Sunday, January 9, 2022: 9:20 AM
Galerie 6 (New Orleans Marriott)
In connection with the recent boom of research on the First World War, a new historiographical trend has become apparent: scholars increasingly acknowledge and explore the role of care-giving work and troop entertainment both as important facets of modern warfare and crucial hinges linking combatants and wider civil societies. In this paper, I shall explore the phenomenon of such ‘soft factors’ in global conflicts by reconstructing the Indian YMCAs ‘army work’ targeted at British and American troops stationed in South Asia during WW I and WW II. In doing so, I want to advance three main arguments: First, I contend that in both conflicts the (largely US sponsored) Indian YMCA significantly contributed to the allied war effort as it played an important role in making the life of European soldiers stationed in the subcontinent bearable.
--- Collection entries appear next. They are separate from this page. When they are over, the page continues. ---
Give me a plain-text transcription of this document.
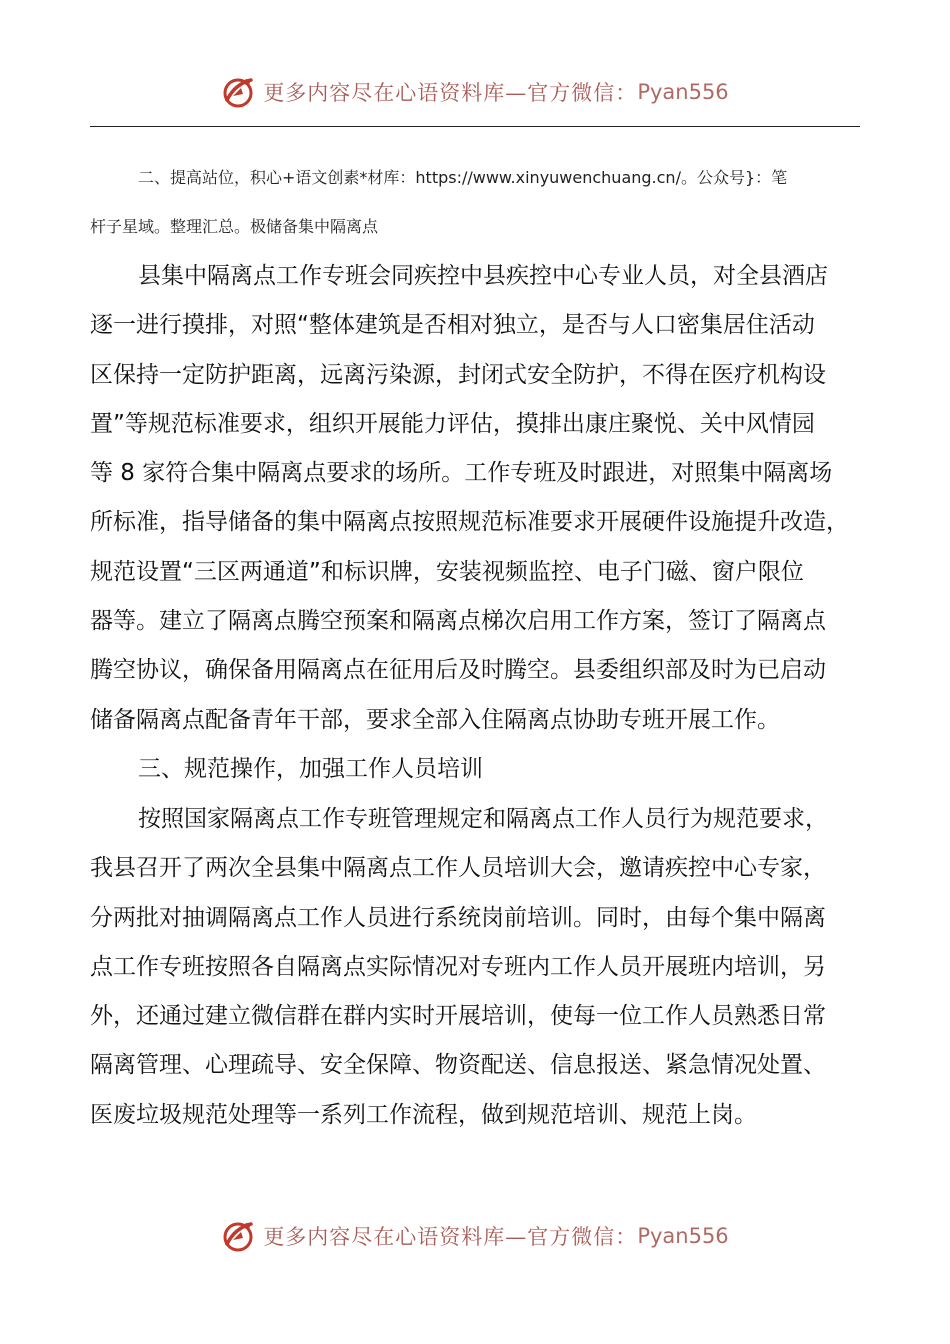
更多内容尽在心语资料库—官方微信： Pyan556
二、提高站位，积心+语文创素*材库：https://www.xinyuwenchuang.cn/。公众号}：笔
杆子星域。整理汇总。极储备集中隔离点
县集中隔离点工作专班会同疾控中县疾控中心专业人员，对全县酒店
逐一进行摸排，对照“整体建筑是否相对独立，是否与人口密集居住活动
区保持一定防护距离，远离污染源，封闭式安全防护，不得在医疗机构设
置”等规范标准要求，组织开展能力评估，摸排出康庄聚悦、关中风情园
等 8 家符合集中隔离点要求的场所。工作专班及时跟进，对照集中隔离场
所标准，指导储备的集中隔离点按照规范标准要求开展硬件设施提升改造，
规范设置“三区两通道”和标识牌，安装视频监控、电子门磁、窗户限位
器等。建立了隔离点腾空预案和隔离点梯次启用工作方案，签订了隔离点
腾空协议，确保备用隔离点在征用后及时腾空。县委组织部及时为已启动
储备隔离点配备青年干部，要求全部入住隔离点协助专班开展工作。
三、规范操作，加强工作人员培训
按照国家隔离点工作专班管理规定和隔离点工作人员行为规范要求，
我县召开了两次全县集中隔离点工作人员培训大会，邀请疾控中心专家，
分两批对抽调隔离点工作人员进行系统岗前培训。同时，由每个集中隔离
点工作专班按照各自隔离点实际情况对专班内工作人员开展班内培训，另
外，还通过建立微信群在群内实时开展培训，使每一位工作人员熟悉日常
隔离管理、心理疏导、安全保障、物资配送、信息报送、紧急情况处置、
医废垃圾规范处理等一系列工作流程，做到规范培训、规范上岗。
更多内容尽在心语资料库—官方微信： Pyan556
Second, I submit that there were even more far-reaching ambitions especially among many North American Y workers in India to act as ‘intercultural trainers’ of sorts, translating South Asian culture, religion and everyday life to the newly arrived soldiers with a view of preventing cultural misunderstandings and violent clashes with the local population. Third, I argue that the level of visibility, social prestige and leverage the Y-‘secretaries’ thus gained in WW I and its aftermath was never reached during the Second World War. This was mainly because the Y no longer had a monopoly on caregiving and troop entertainment schemes in the region and military authorities monitored and regulated its activities much more strictly. The great vision to use the ‘army work’ to educate and transform a generation of young soldiers into men who would be moral and cosmopolitan civilians after the war thus had to give way to more modest goals.